北村晴男 最初のラウンドは33歳のときで、スコアは79・63の142。ボスに「北村君は、野球はどうか知らんけど、ゴルフは全然ダメだね」と言われ「カチーン!」ときてね。本気で甲子園に行こうと一生懸命やっていたし、卒業してからも野球が自分のアイデンティティのほとんどを占めていたので、「野球はどうか知らんけど」というのが、全否定されたような気がしてね。「ゴルフがこの程度なんだから、高校時代に一生懸命野球をやっていたと言ったって、どうせ大したことないんだろう」と聞こえるわけですよ。被害妄想なんですけど……。

「変なスウィングだし、スポーツなんかできそうもない爺さんに負けてられん!」と、そこから真剣にやるようになりました。事務所の隣のビルに鳥カゴ練習場があって、夜8時になると着替えて1時間練習、終わると事務所に戻り仕事をする、という生活を毎日続けたりしてね。

おかげで100を切るのはわりと早く、ボスにも負けないようになりましたが、それは素人の典型的なゴルフ。「80も出るけど100も出る」というような、自己流のゴルフだったんです。

自分の力だけでゴルフの腕を上げようと思うのは、
「素人が法律問題を自力で解決しようとするのと同じ」

野球をやっていた人は必ず大スライスからスタートしますよね。スライスを一生懸命直そうとすると、今度はものすごいフックになる。するとスコアが全然まとまらない。それでどうしていいか分からなくなって、スランプに陥ってしまってね。

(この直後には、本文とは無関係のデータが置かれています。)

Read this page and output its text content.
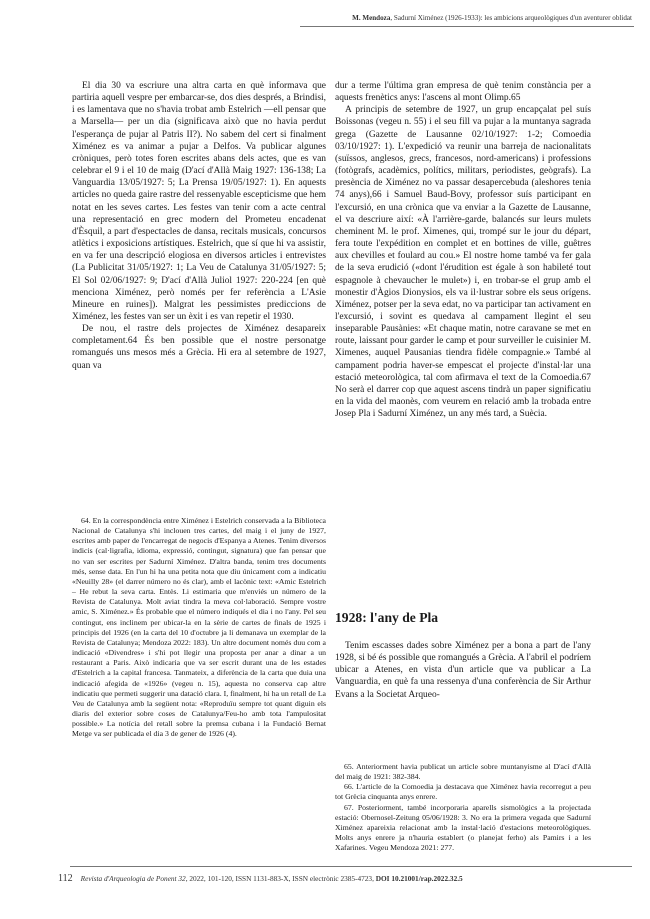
M. Mendoza, Sadurní Ximénez (1926-1933): les ambicions arqueològiques d'un aventurer oblidat

El dia 30 va escriure una altra carta en què informava que partiria aquell vespre per embarcar-se, dos dies després, a Brindisi, i es lamentava que no s'havia trobat amb Estelrich —ell pensar que a Marsella— per un dia (significava això que no havia perdut l'esperança de pujar al Patris II?). No sabem del cert si finalment Ximénez es va animar a pujar a Delfos. Va publicar algunes cròniques, però totes foren escrites abans dels actes, que es van celebrar el 9 i el 10 de maig (D'ací d'Allà Maig 1927: 136-138; La Vanguardia 13/05/1927: 5; La Prensa 19/05/1927: 1). En aquests articles no queda gaire rastre del ressenyable escepticisme que hem notat en les seves cartes. Les festes van tenir com a acte central una representació en grec modern del Prometeu encadenat d'Èsquil, a part d'espectacles de dansa, recitals musicals, concursos atlètics i exposicions artístiques. Estelrich, que sí que hi va assistir, en va fer una descripció elogiosa en diversos articles i entrevistes (La Publicitat 31/05/1927: 1; La Veu de Catalunya 31/05/1927: 5; El Sol 02/06/1927: 9; D'ací d'Allà Juliol 1927: 220-224 [en què menciona Ximénez, però només per fer referència a L'Asie Mineure en ruines]). Malgrat les pessimistes prediccions de Ximénez, les festes van ser un èxit i es van repetir el 1930.

De nou, el rastre dels projectes de Ximénez desapareix completament.64 És ben possible que el nostre personatge romangués uns mesos més a Grècia. Hi era al setembre de 1927, quan va

dur a terme l'última gran empresa de què tenim constància per a aquests frenètics anys: l'ascens al mont Olimp.65

A principis de setembre de 1927, un grup encapçalat pel suís Boissonas (vegeu n. 55) i el seu fill va pujar a la muntanya sagrada grega (Gazette de Lausanne 02/10/1927: 1-2; Comoedia 03/10/1927: 1). L'expedició va reunir una barreja de nacionalitats (suïssos, anglesos, grecs, francesos, nord-americans) i professions (fotògrafs, acadèmics, polítics, militars, periodistes, geògrafs). La presència de Ximénez no va passar desapercebuda (aleshores tenia 74 anys),66 i Samuel Baud-Bovy, professor suís participant en l'excursió, en una crònica que va enviar a la Gazette de Lausanne, el va descriure així: «À l'arrière-garde, balancés sur leurs mulets cheminent M. le prof. Ximenes, qui, trompé sur le jour du départ, fera toute l'expédition en complet et en bottines de ville, guêtres aux chevilles et foulard au cou.» El nostre home també va fer gala de la seva erudició («dont l'érudition est égale à son habileté tout espagnole à chevaucher le mulet») i, en trobar-se el grup amb el monestir d'Àgios Dionysios, els va il·lustrar sobre els seus orígens. Ximénez, potser per la seva edat, no va participar tan activament en l'excursió, i sovint es quedava al campament llegint el seu inseparable Pausànies: «Et chaque matin, notre caravane se met en route, laissant pour garder le camp et pour surveiller le cuisinier M. Ximenes, auquel Pausanias tiendra fidèle compagnie.» També al campament podria haver-se empescat el projecte d'instal·lar una estació meteorològica, tal com afirmava el text de la Comoedia.67 No serà el darrer cop que aquest ascens tindrà un paper significatiu en la vida del maonès, com veurem en relació amb la trobada entre Josep Pla i Sadurní Ximénez, un any més tard, a Suècia.

1928: l'any de Pla

Tenim escasses dades sobre Ximénez per a bona a part de l'any 1928, si bé és possible que romangués a Grècia. A l'abril el podríem ubicar a Atenes, en vista d'un article que va publicar a La Vanguardia, en què fa una ressenya d'una conferència de Sir Arthur Evans a la Societat Arqueo-

64. En la correspondència entre Ximénez i Estelrich conservada a la Biblioteca Nacional de Catalunya s'hi inclouen tres cartes, del maig i el juny de 1927, escrites amb paper de l'encarregat de negocis d'Espanya a Atenes. Tenim diversos indicis (cal·ligrafia, idioma, expressió, contingut, signatura) que fan pensar que no van ser escrites per Sadurní Ximénez. D'altra banda, tenim tres documents més, sense data. En l'un hi ha una petita nota que diu únicament com a indicatiu «Neuilly 28» (el darrer número no és clar), amb el lacònic text: «Amic Estelrich – He rebut la seva carta. Entès. Li estimaria que m'enviés un número de la Revista de Catalunya. Molt aviat tindra la meva col·laboració. Sempre vostre amic, S. Ximénez.» És probable que el número indiqués el dia i no l'any. Pel seu contingut, ens inclinem per ubicar-la en la sèrie de cartes de finals de 1925 i principis del 1926 (en la carta del 10 d'octubre ja li demanava un exemplar de la Revista de Catalunya; Mendoza 2022: 183). Un altre document només duu com a indicació «Divendres» i s'hi pot llegir una proposta per anar a dinar a un restaurant a Paris. Això indicaria que va ser escrit durant una de les estades d'Estelrich a la capital francesa. Tanmateix, a diferència de la carta que duia una indicació afegida de «1926» (vegeu n. 15), aquesta no conserva cap altre indicatiu que permeti suggerir una datació clara. I, finalment, hi ha un retall de La Veu de Catalunya amb la següent nota: «Reproduïu sempre tot quant diguin els diaris del exterior sobre coses de Catalunya/Feu-ho amb tota l'ampulositat possible.» La notícia del retall sobre la premsa cubana i la Fundació Bernat Metge va ser publicada el dia 3 de gener de 1926 (4).

65. Anteriorment havia publicat un article sobre muntanyisme al D'ací d'Allà del maig de 1921: 382-384.

66. L'article de la Comoedia ja destacava que Ximénez havia recorregut a peu tot Grècia cinquanta anys enrere.

67. Posteriorment, també incorporaria aparells sismològics a la projectada estació: Obernosel-Zeitung 05/06/1928: 3. No era la primera vegada que Sadurní Ximénez apareixia relacionat amb la instal·lació d'estacions meteorològiques. Molts anys enrere ja n'hauria establert (o planejat ferho) als Pamirs i a les Xafarines. Vegeu Mendoza 2021: 277.

112 Revista d'Arqueologia de Ponent 32, 2022, 101-120, ISSN 1131-883-X, ISSN electrònic 2385-4723, DOI 10.21001/rap.2022.32.5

ちょうどその頃、先輩の弁護士がツアープロをいっぱい呼んで、コンペを開いたんです。そのとき一緒に回った高木克仁プロ(写真右)が、プレー中にボソッと同伴のプロに「アマチュアの人もちゃんと打てばもっと飛ぶのにね」と言っていたんですよ。その一言が、僕の心に響いてね。話してみると、高木プロは、ツアーの合間に教えてくれるというので、早速週1回2時間のレッスンをお願いしました。

高木プロがまず言ったことは、「ベストスコアはそう簡単によくならない。だから悪いスコアを削りましょう」。最初は意味がよく分からなかったけど、1年経ったら、100を叩くことがなくなり、悪いスコアが出なくなったんです。

高木プロと出会う前にもいろいろなプロに教わりましたが「こういうスウィングはダメ」と叱られてばかり。でもそれじゃテンションが下がりますよね。高木プロはとにかく丁寧で優しい。だから練習していても楽しいんです。それが上達した一番の秘訣かもしれません。僕は褒められて伸びるタイプですからね(笑)。それから1年後にはシングルになれました。

アマチュアが自分の力で上達できると思ったら、これは傲慢! 素人が法律問題を、自分で勉強して解決しようとしているのと同じなんじゃないかな。